According to the Royal Gazette newspaper in Bermuda, a 27 year old passenger is accused of sexually assaulting a person on an unidentified cruise ship last Friday, August 10, 2018.

According to the article titled Cruise Passenger Accused of Sex Assault, a 27-year-old man from New Jersey, “who cannot be named for legal reasons,” pleaded not guilty of assaulting another guest on a cruise ship, in Magistrates’ Court in Bermuda yesterday. The assault is alleged to have happened on a cruise ship at the dockyard in Sandys, in the western part of Bermuda.

The criminal magistrate in Bermuda released the cruise passenger on a $10,000 bail on the conditions that he hand over his passport and avoid contact with his victim.

Bermuda has archaic procedures which purportedly prohibit newspapers from mentioning the name of alleged rapists or sexual offenders in the press. The newspapers also choose not to disclose the name of either the cruise line or the cruise ship involved in an alleged crime like this. There obviously is no such prohibition under U.S. law in naming rape suspects, and it serves no public purpose to hide the names of corporations, vessels or maritime employers when crimes occur during cruises.

Not coincidentally, Bermuda is one of the countries where cruise lines register their ships in order to avoid U.S. taxes and labor and safety laws.  Princess Cruises, for example, is incorporated in Bermuda.

Passengers who commit rapes during cruises to Bermuda often have to been extradicted back to the U.S. in order to face criminal charges.
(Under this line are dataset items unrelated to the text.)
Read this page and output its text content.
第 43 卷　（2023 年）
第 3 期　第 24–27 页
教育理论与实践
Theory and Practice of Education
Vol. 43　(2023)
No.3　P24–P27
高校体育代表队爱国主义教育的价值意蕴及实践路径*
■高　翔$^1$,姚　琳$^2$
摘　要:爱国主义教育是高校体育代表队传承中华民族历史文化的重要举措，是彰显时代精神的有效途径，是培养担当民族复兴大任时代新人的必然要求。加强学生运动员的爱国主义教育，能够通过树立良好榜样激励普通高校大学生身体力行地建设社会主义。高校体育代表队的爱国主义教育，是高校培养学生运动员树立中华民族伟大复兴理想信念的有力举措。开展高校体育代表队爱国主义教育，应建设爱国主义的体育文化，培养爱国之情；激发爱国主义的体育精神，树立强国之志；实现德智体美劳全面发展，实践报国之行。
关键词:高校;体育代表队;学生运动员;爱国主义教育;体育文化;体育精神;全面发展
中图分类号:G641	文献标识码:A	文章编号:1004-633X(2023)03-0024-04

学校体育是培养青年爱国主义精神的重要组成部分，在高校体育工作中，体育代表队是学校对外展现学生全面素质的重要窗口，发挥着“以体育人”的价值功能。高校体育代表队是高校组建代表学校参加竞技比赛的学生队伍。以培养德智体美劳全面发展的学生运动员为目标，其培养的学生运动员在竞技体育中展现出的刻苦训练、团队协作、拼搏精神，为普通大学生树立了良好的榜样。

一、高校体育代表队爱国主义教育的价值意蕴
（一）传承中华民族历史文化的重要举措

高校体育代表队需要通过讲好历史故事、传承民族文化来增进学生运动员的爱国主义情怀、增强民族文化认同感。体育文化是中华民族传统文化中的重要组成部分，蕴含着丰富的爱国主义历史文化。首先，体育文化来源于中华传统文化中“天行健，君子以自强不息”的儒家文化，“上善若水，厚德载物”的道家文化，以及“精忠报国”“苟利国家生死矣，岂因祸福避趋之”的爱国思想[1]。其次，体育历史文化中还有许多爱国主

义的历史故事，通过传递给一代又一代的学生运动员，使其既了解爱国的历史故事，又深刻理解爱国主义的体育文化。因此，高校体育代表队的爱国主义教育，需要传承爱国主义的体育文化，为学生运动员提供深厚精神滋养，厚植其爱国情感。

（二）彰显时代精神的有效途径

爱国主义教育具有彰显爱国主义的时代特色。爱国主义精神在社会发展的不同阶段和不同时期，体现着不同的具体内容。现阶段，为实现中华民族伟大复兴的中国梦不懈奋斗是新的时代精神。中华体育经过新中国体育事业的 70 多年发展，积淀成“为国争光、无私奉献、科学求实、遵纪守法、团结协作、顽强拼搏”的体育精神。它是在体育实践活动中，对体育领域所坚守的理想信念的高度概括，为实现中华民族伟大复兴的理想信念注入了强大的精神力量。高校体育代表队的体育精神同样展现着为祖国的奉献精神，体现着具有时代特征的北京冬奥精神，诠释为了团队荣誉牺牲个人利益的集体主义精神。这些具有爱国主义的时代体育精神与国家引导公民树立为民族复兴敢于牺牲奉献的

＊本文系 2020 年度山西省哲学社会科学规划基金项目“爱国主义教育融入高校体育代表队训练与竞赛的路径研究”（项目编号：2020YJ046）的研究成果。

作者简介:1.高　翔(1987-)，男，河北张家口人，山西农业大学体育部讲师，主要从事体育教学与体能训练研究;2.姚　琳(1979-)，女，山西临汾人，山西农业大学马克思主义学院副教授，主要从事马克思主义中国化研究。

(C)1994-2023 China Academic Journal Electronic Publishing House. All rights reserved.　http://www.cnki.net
In September of last year, a 30 year old man from Mississippi allegedly raped a 15 year old boy. The crime was revealed only after the U.S. Attorney’s Office for the District of Massachusetts filed criminal charges and extradicted the man back to the U.S. and issued press releases in the process.

As I mentioned in the article titled More Reefer Madness from Bermuda’s Kangaroo Courts, Bermuda has a strange sense of priorities. Its press delights in publishing the names and photographs of vacationers, caught through the use of what would be illegal search procedures in the U.S., with a joint or two in the cabin safe to be smoked for recreational use on the high seas (an issue the cruise line security should deal with).  But Bermuda seems indifferent to prosecuting rapists and criminals involved in violent crimes on Bermuda flagged ships. Criminal charges against crew members who are alleged to have committed sexual crimes are often dropped.